Saturday, November 3, 2018

Peanuts and Crackerjack



INSFB is an acronym in my written posts that stands for “I’m Not a Sports Fan, But…” I have a few relatives and friends who are glued to the TV for every contest that involves a ball or a puck, horses or wheels. Not me, I don’t care. But then, there is baseball. This doesn’t mean I watch regular-season games or go to the ball park without being invited. But the World Series always pulls me in somehow.

First of all, I grew up mostly in New York and was a child back when the city had three Major League teams. I went to all-boys schools, and when the fall rolled around, I simply did not have any friends unless I could talk baseball for at least five minutes at a time. So I started listening on the radio and occasionally watching TV. What was not to like? There was Mel Allen doing play-by-play, and there was Red Barber, too. I went to a game in Yankee Stadium when Mickey Mantle was in the Yankee lineup, with the untranslatable Casey Stengel managing.

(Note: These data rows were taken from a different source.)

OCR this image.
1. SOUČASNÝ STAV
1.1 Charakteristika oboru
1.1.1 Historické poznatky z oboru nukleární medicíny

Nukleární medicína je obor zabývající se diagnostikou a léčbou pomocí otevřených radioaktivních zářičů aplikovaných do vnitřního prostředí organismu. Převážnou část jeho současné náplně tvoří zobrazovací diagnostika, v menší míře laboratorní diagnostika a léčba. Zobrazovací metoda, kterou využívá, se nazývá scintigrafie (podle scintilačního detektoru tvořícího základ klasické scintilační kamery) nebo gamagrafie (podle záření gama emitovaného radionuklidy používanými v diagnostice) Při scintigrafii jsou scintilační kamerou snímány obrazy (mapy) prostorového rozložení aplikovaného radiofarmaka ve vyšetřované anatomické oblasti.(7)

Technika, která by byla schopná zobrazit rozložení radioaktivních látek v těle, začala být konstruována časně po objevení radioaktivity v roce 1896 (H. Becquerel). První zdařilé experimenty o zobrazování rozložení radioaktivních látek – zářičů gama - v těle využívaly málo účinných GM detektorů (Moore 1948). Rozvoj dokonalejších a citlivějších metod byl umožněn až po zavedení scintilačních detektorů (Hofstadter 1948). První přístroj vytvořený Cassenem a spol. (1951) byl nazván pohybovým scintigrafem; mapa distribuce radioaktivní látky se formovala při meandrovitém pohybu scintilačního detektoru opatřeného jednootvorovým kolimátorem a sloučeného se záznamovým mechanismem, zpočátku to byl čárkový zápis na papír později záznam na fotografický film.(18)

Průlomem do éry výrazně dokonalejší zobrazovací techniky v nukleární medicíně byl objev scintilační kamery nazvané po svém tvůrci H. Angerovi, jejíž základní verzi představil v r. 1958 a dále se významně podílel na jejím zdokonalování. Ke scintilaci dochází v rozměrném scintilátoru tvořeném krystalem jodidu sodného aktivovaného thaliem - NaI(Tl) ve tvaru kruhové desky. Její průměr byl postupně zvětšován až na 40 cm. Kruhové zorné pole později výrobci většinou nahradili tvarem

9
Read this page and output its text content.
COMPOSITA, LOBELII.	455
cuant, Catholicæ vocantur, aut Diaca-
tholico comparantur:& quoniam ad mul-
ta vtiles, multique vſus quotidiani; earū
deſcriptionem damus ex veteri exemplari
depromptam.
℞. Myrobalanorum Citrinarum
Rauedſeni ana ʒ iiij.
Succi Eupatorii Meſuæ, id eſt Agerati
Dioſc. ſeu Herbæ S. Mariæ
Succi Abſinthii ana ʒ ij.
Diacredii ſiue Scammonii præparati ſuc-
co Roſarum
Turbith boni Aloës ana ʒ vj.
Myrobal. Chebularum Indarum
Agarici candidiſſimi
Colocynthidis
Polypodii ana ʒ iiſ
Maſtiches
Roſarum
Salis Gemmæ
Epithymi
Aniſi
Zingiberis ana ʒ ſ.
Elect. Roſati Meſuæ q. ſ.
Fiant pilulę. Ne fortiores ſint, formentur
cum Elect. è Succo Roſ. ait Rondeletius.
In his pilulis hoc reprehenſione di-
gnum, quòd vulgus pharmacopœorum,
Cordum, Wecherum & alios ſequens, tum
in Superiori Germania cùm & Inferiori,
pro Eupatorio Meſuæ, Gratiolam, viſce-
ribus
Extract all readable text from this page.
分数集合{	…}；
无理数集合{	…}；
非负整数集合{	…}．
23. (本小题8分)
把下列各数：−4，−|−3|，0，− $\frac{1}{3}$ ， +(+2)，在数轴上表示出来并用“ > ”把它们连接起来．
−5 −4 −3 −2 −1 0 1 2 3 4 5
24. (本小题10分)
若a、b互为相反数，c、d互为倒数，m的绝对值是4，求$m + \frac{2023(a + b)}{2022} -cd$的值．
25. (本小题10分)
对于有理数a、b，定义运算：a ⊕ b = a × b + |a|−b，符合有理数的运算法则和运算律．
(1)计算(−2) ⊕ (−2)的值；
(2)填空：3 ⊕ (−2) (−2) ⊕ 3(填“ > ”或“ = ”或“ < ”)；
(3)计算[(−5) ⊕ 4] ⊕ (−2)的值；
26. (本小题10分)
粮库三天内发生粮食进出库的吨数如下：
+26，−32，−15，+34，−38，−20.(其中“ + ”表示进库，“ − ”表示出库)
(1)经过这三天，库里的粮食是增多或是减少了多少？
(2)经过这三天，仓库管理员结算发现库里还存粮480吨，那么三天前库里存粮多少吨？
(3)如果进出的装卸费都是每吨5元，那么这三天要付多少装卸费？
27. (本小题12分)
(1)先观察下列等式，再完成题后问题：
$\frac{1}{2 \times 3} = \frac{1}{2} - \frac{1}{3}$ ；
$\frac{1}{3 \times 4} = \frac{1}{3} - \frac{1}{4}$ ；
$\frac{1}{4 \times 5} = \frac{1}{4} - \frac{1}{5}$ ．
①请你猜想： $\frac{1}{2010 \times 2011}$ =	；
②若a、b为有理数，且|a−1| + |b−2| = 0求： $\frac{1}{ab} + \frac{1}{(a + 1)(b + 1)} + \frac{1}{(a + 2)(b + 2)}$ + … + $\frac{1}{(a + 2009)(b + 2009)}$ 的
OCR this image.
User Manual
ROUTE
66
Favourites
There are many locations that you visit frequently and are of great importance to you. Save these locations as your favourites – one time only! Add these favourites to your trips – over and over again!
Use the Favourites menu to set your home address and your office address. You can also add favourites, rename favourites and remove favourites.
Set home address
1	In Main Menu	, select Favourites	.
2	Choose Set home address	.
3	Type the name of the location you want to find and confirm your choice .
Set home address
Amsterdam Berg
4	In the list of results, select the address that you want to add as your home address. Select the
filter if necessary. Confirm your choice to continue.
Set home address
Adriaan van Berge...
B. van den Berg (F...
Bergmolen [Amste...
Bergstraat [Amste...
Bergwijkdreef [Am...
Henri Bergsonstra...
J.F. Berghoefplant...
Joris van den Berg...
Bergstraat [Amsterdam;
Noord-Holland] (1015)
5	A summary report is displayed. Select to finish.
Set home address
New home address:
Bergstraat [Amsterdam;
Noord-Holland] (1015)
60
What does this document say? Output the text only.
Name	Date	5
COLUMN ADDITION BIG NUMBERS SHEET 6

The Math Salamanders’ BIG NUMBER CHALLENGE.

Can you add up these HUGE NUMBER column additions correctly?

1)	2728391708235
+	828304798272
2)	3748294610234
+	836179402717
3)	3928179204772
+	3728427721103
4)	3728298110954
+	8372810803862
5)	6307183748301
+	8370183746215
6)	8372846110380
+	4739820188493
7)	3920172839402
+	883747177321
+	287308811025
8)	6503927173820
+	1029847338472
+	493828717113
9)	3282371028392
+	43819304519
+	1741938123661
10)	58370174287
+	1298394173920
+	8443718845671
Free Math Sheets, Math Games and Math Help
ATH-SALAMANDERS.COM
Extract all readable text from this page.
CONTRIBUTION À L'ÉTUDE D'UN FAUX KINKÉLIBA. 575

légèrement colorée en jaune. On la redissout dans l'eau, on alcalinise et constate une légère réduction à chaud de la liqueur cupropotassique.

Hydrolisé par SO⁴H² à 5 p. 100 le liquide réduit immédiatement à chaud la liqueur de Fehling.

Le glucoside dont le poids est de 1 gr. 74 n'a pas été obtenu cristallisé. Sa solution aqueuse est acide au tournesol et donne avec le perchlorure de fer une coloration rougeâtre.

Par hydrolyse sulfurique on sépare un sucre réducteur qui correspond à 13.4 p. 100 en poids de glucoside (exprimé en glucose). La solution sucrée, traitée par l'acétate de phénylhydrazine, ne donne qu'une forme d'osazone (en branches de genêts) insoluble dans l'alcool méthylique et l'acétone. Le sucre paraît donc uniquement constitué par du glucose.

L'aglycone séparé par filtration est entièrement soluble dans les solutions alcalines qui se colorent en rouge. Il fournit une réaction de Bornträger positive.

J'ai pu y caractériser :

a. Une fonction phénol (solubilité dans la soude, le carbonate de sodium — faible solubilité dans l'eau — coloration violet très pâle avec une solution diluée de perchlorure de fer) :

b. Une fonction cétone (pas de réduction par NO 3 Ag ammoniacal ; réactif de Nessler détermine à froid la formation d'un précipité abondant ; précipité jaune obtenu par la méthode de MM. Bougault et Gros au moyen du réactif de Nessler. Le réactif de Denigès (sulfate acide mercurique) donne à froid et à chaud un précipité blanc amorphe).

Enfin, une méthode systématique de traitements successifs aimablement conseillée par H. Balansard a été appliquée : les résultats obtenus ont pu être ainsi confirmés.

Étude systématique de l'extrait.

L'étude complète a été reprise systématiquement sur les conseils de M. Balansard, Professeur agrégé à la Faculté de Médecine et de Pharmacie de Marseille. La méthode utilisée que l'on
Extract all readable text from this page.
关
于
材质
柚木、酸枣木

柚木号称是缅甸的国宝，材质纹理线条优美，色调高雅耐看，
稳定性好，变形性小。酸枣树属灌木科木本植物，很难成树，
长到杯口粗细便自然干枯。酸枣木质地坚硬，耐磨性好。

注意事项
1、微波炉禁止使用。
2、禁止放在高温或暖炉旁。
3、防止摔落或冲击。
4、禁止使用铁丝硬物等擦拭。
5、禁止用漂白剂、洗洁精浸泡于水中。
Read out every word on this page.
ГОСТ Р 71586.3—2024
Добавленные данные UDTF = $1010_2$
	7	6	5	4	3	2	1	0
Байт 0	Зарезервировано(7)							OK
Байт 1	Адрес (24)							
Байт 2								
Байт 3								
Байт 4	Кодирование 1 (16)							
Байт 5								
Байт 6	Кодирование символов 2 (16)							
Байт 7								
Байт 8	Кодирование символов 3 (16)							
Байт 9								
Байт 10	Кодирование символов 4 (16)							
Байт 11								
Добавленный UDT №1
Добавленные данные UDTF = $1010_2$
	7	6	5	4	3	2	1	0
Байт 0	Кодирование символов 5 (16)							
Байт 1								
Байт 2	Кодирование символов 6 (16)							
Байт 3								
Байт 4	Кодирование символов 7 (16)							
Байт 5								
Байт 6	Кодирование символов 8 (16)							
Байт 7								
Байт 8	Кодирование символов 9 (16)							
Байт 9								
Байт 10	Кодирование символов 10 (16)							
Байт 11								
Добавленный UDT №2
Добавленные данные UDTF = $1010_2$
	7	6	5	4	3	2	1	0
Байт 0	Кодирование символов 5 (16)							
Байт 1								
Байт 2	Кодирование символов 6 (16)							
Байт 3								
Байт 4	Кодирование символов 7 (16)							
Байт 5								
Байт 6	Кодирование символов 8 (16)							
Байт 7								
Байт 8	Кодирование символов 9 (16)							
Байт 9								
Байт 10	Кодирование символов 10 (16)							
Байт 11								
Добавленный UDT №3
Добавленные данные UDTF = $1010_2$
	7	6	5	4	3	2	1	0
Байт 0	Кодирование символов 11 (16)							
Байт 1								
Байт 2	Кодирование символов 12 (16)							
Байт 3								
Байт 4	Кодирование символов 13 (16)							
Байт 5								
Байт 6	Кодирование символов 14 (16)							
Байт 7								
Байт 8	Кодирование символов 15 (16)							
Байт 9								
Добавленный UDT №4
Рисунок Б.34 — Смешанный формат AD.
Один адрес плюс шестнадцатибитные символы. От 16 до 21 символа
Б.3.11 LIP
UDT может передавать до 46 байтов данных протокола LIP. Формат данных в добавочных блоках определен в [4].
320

My brothers collected baseball cards that came with the bubblegum, and so did I. If I still owned those cards, I could buy and sell many of you reading this right now.

What is different about baseball? First, it’s the most American of our sports, and it seems the majority of us have a passing acquaintance with the rules of the game. Baseball metaphors pervade everything, even sex. And it’s one of  the few sports that have no time limit, as we discovered with this season’s World Series Game Three.

I like to watch it on TV because of the closeups on the players’ faces .There is no better definition of the word “focus” than what is on the pitcher’s face before the ball is thrown. The batter’s face isn’t far behind in that department.  And with 90-to-100-mile-per-hour pitches and the ease with which fielders make double-plays, it’s a wonder that anyone gets on base at all. The team managers have it down to a science about which pitcher to put in to face which opposing batter. It all seems to be under strict control. But the level of uncertainty injects just the right note of drama. The pitcher may throw a string of perfect innings, and then the circumstances arise where the next ball arrives at the bat just right, and it all changes instantly.

We’ve heard repeatedly that the upcoming election is a battle for the soul of America. I’m grateful that baseball, a significant part of that soul, is not involved. It will be there whichever party wins. And the way life is now, we will always need distractions like this iconic game.